Limited space for civil society in Sudan blocked achievement of planned results, but progress was still seen. NCA Haiti phased out this programme in 2014. An overall lesson learnt continues to be that women’s participation and influence in faith-based peacebuilding is difficult to achieve and requires dedicated resources and a long-term approach. Increasing the use of religious resources is seen as a way forward to address this challenge and to better fulfil faith-based actors’ potential in peacebuilding.

Peacebuilding efforts, where high-profile religious leaders demonstrate interfaith harmony and condemn violence and discrimination against women and religious minorities, have a strong and important symbolic effect. It is equally crucial to intervene and engage lower level religious leaders and communities at the local level, and to impart with practical conflict transformation skills through gender, faith and age community peace groups.

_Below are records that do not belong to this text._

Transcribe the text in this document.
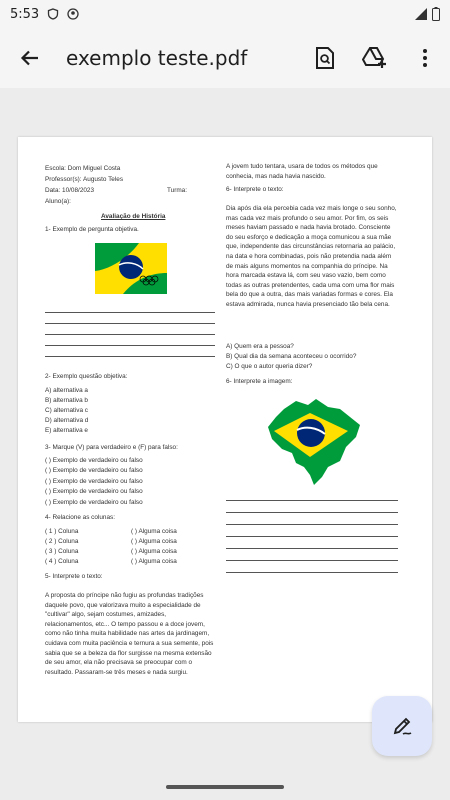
5:53
exemplo teste.pdf
Escola: Dom Miguel Costa
Professor(s): Augusto Teles
Data: 10/08/2023	Turma:
Aluno(a):
Avaliação de História
1- Exemplo de pergunta objetiva.
2- Exemplo questão objetiva:
A) alternativa a
B) alternativa b
C) alternativa c
D) alternativa d
E) alternativa e
3- Marque (V) para verdadeiro e (F) para falso:
( ) Exemplo de verdadeiro ou falso
( ) Exemplo de verdadeiro ou falso
( ) Exemplo de verdadeiro ou falso
( ) Exemplo de verdadeiro ou falso
( ) Exemplo de verdadeiro ou falso
4- Relacione as colunas:
( 1 ) Coluna
( 2 ) Coluna
( 3 ) Coluna
( 4 ) Coluna
( ) Alguma coisa
( ) Alguma coisa
( ) Alguma coisa
( ) Alguma coisa
5- Interprete o texto:
A proposta do príncipe não fugiu as profundas tradições daquele povo, que valorizava muito a especialidade de "cultivar" algo, sejam costumes, amizades, relacionamentos, etc... O tempo passou e a doce jovem, como não tinha muita habilidade nas artes da jardinagem, cuidava com muita paciência e ternura a sua semente, pois sabia que se a beleza da flor surgisse na mesma extensão de seu amor, ela não precisava se preocupar com o resultado. Passaram-se três meses e nada surgiu.
A jovem tudo tentara, usara de todos os métodos que conhecia, mas nada havia nascido.
6- Interprete o texto:
Dia após dia ela percebia cada vez mais longe o seu sonho, mas cada vez mais profundo o seu amor. Por fim, os seis meses haviam passado e nada havia brotado. Consciente do seu esforço e dedicação a moça comunicou a sua mãe que, independente das circunstâncias retornaria ao palácio, na data e hora combinadas, pois não pretendia nada além de mais alguns momentos na companhia do príncipe. Na hora marcada estava lá, com seu vaso vazio, bem como todas as outras pretendentes, cada uma com uma flor mais bela do que a outra, das mais variadas formas e cores. Ela estava admirada, nunca havia presenciado tão bela cena.
A) Quem era a pessoa?
B) Qual dia da semana aconteceu o ocorrido?
C) O que o autor queria dizer?
6- Interprete a imagem:
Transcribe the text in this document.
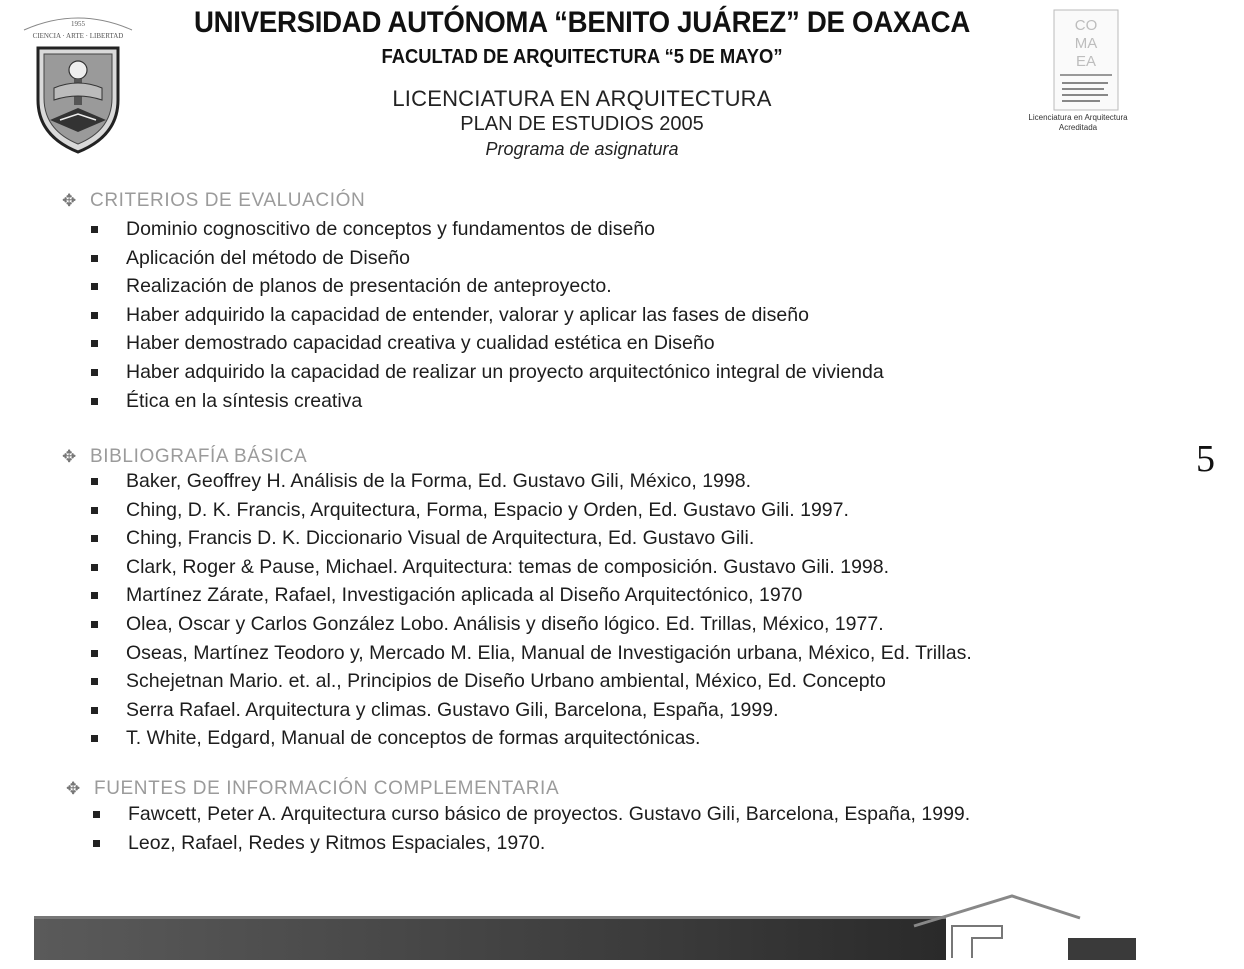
1955
CIENCIA · ARTE · LIBERTAD	UNIVERSIDAD AUTÓNOMA “BENITO JUÁREZ” DE OAXACA
FACULTAD DE ARQUITECTURA “5 DE MAYO”
LICENCIATURA EN ARQUITECTURA
PLAN DE ESTUDIOS 2005
Programa de asignatura
CO
MA
EA
Licenciatura en Arquitectura
Acreditada
✥ CRITERIOS DE EVALUACIÓN
Dominio cognoscitivo de conceptos y fundamentos de diseño
Aplicación del método de Diseño
Realización de planos de presentación de anteproyecto.
Haber adquirido la capacidad de entender, valorar y aplicar las fases de diseño
Haber demostrado capacidad creativa y cualidad estética en Diseño
Haber adquirido la capacidad de realizar un proyecto arquitectónico integral de vivienda
Ética en la síntesis creativa
✥ BIBLIOGRAFÍA BÁSICA
Baker, Geoffrey H. Análisis de la Forma, Ed. Gustavo Gili, México, 1998.
Ching, D. K. Francis, Arquitectura, Forma, Espacio y Orden, Ed. Gustavo Gili. 1997.
Ching, Francis D. K. Diccionario Visual de Arquitectura, Ed. Gustavo Gili.
Clark, Roger & Pause, Michael. Arquitectura: temas de composición. Gustavo Gili. 1998.
Martínez Zárate, Rafael, Investigación aplicada al Diseño Arquitectónico, 1970
Olea, Oscar y Carlos González Lobo. Análisis y diseño lógico. Ed. Trillas, México, 1977.
Oseas, Martínez Teodoro y, Mercado M. Elia, Manual de Investigación urbana, México, Ed. Trillas.
Schejetnan Mario. et. al., Principios de Diseño Urbano ambiental, México, Ed. Concepto
Serra Rafael. Arquitectura y climas. Gustavo Gili, Barcelona, España, 1999.
T. White, Edgard, Manual de conceptos de formas arquitectónicas.
✥ FUENTES DE INFORMACIÓN COMPLEMENTARIA
Fawcett, Peter A. Arquitectura curso básico de proyectos. Gustavo Gili, Barcelona, España, 1999.
Leoz, Rafael, Redes y Ritmos Espaciales, 1970.
5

RESULTS PER GLOBAL OUTCOME

OUTCOME 1: Faith actors have established interfaith structures for cooperation and peacebuilding

Achieved in Kenya (Eastern Africa), and Pakistan, while not fully achieved in DRC, and Sudan. The focus under this outcome has been on establishing and strengthening sustainable interfaith structures as a first step to enable joint action from faith-based actors.

OUTCOME 2: Women are empowered to influence faith-based peacebuilding initiatives

Achieved in Kenya (Eastern Africa) and Somalia, while not fully achieved in Myanmar. NCA has empowered women through capacity building in conflict transformation and UN’s women, peace and security resolutions, networking between women involved in faith-based peacebuilding, strengthening regional faith-based actors’ gender/women’s desks and supporting to women’s participation in mediation teams.

OUTCOME 3: Rights-holders are mobilised by faith actors to address driving factors of violent conflicts in their local communities

Achieved in Kenya (Eastern Africa), DRC and Somalia largely through different types of sensitisation campaigns.

OUTCOME 4: Faith actors have accompanied local communities and minority groups to protect their right to peace and security

Achieved in Pakistan, where different measures were taken to accompany minority groups, and in the Middle East where Palestinian communities were accompanied.

OUTCOME 5: Faith actors at local and national level have formed strategic alliances for peace advocacy

Achieved in Kenya (Eastern Africa), Middle East and Pakistan through collaboration with key stakeholders in the given context.

OUTCOME 6: Faith actors have implemented peacebuilding interventions that address driving factors of violent conflicts

Achieved in Somalia, the Middle East and Pakistan, addressing different conflict drivers in the various contexts, in line with conflict analysis and the capacity of the faith-actors involved.